Les critiques soutiennent également que le secteur de la défense a trop de contrôle sur le programme, ce qui pourrait permettre à ses intérêts de l'emporter sur l'UE dans la conception du programme. Les représentants des compagnies d'armes constituaient 7 des 16 membres d'un groupe créé par la Commission en 2015 pour donner des conseils sur la création du fonds. L'une des sociétés, Leonardo à Rome, a finalement reçu la plus grande part du financement de 2017, à hauteur de 5,5 millions d'euros. Et bien que les ministères de la défense obtiennent des rapports confidentiels sur tous les résultats de la recherche, à l'instar du financement d'Horizon 2020, les entreprises et les institutions effectuant la recherche conserveront la propriété intellectuelle, ce qui signifie que les pays pourraient avoir à payer pour les utiliser.

Des analystes de la défense, tels que Black, affirment que l'industrie est généralement impliquée dans la définition des priorités en raison des qualités inhabituelles du marché de la défense. Les gouvernements entretiennent des relations étroites avec les entreprises d’armement parce qu’ils sont les seuls acheteurs et que ces entreprises sont souvent les seuls fournisseurs.

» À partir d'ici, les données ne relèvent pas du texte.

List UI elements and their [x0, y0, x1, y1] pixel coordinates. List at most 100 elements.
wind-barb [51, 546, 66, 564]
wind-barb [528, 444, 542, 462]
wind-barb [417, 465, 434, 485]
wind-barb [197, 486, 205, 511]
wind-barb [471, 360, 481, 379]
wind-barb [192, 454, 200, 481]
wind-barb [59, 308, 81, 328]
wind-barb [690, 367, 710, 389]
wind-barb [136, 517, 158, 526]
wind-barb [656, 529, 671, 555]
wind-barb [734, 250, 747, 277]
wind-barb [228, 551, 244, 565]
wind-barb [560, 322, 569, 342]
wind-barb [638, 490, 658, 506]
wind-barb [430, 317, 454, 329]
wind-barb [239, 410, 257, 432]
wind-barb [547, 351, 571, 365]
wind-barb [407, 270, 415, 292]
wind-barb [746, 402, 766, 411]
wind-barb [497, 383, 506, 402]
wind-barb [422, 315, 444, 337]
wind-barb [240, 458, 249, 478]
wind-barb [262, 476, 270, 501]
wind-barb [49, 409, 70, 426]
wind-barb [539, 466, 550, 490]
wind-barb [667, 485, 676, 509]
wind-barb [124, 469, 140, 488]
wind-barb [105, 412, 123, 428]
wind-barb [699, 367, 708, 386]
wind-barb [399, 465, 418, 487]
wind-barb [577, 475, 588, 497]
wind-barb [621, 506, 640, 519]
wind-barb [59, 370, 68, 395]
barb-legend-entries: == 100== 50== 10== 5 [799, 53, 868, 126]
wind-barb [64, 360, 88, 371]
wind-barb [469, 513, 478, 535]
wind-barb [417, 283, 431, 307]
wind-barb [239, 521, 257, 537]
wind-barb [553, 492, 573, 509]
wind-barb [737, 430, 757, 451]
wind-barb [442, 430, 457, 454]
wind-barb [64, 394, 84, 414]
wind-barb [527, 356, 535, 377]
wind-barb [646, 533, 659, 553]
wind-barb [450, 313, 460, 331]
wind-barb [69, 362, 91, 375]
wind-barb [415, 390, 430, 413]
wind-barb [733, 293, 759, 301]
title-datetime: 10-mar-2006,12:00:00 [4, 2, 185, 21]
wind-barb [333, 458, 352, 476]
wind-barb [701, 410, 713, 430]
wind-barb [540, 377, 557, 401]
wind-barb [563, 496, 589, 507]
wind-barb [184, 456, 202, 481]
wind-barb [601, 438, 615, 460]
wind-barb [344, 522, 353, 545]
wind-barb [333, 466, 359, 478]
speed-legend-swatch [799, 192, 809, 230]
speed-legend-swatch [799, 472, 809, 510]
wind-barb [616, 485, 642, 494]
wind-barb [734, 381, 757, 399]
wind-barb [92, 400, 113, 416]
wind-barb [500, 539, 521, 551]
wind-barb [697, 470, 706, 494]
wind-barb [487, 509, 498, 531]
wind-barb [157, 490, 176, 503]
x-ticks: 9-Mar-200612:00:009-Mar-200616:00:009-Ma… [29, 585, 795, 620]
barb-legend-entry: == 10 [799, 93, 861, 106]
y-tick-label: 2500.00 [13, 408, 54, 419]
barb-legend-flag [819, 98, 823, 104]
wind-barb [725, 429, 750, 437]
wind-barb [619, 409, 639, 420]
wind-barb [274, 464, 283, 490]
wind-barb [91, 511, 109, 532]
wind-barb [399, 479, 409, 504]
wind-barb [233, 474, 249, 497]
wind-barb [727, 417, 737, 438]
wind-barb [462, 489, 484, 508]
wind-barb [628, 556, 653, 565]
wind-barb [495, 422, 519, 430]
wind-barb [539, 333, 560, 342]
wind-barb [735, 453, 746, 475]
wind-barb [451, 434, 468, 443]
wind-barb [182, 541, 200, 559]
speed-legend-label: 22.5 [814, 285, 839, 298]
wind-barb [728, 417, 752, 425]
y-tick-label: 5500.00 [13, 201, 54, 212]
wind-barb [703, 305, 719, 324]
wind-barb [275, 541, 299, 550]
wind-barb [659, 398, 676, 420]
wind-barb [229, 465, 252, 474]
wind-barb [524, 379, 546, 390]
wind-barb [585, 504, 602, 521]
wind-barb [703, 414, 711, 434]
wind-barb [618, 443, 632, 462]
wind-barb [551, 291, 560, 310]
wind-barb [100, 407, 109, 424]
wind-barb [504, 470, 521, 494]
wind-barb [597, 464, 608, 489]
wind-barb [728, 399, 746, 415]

Toutefois, certaines décisions ont exacerbé les préoccupations en matière de transparence, a déclaré Vranken. La commission n’a révélé l’ordre du jour et les procès-verbaux de ses réunions que sur invitation du Médiateur européen. Et pour des raisons de sécurité, la commission a indiqué qu'elle n'envisageait pas de révéler quels experts examineraient les propositions futures. De manière inhabituelle, le Parlement européen ne jouera pas un rôle dans la décision annuelle des thèmes de recherche à traiter. Un porte-parole de la commission a déclaré que sa proposition de création d'un Fonds européen de défense, ainsi que ses programmes précurseurs, avaient «tous été débattus et adoptés en toute transparence et dans le respect des principes démocratiques par le Parlement européen et le Conseil ". La commission a également indiqué qu'elle "s'appuierait sur les leçons tirées de la phase préparatoire" pour mettre en œuvre le programme.

Pour Frédéric Mauro, avocat et spécialiste de la politique de défense européenne, le plus grand défi du Fonds européen de défense est de se connecter à la planification de la défense de l’UE, qui relève de diverses instances et initiatives européennes. Le processus de planification est compliqué et dysfonctionnel, dit-il. "Si vous ne corrigez pas cela, vous ne pourrez pas orienter la recherche européenne en matière de défense, ce qui constitue un problème majeur", a-t-il déclaré.

Le Brexit présente un autre défi. Bien que les règles régissant le Fonds européen de défense s'appuient vaguement sur celles d'Horizon 2020, qui autorise les États non membres et les pays non associés à participer à plusieurs programmes, les règles de participation seront plus strictes pour les subventions de défense, afin de garantir la confidentialité des informations confidentielles et intellectuelles. biens restent dans l'union. Les experts s'accordent pour dire que le vote sur le Brexit a favorisé la création du fonds, car le Royaume-Uni s'oppose depuis longtemps à la politique de défense commune de l'UE. La Grande-Bretagne est l’un des pays qui dépensent le plus en R & D militaire, mais si elle quittait l’UE, les règles pourraient dresser des obstacles qui dissuadent les entreprises britanniques de participer, a déclaré Béraud-Sudreau.

Le dernier défi pour l'Europe consistera à suivre l'évolution de la guerre, a déclaré M. Kleyheeg. «Typiquement, nous regardons en arrière sur les leçons apprises», dit-il. "Nous devons commencer à réfléchir à ce que sera la future guerre."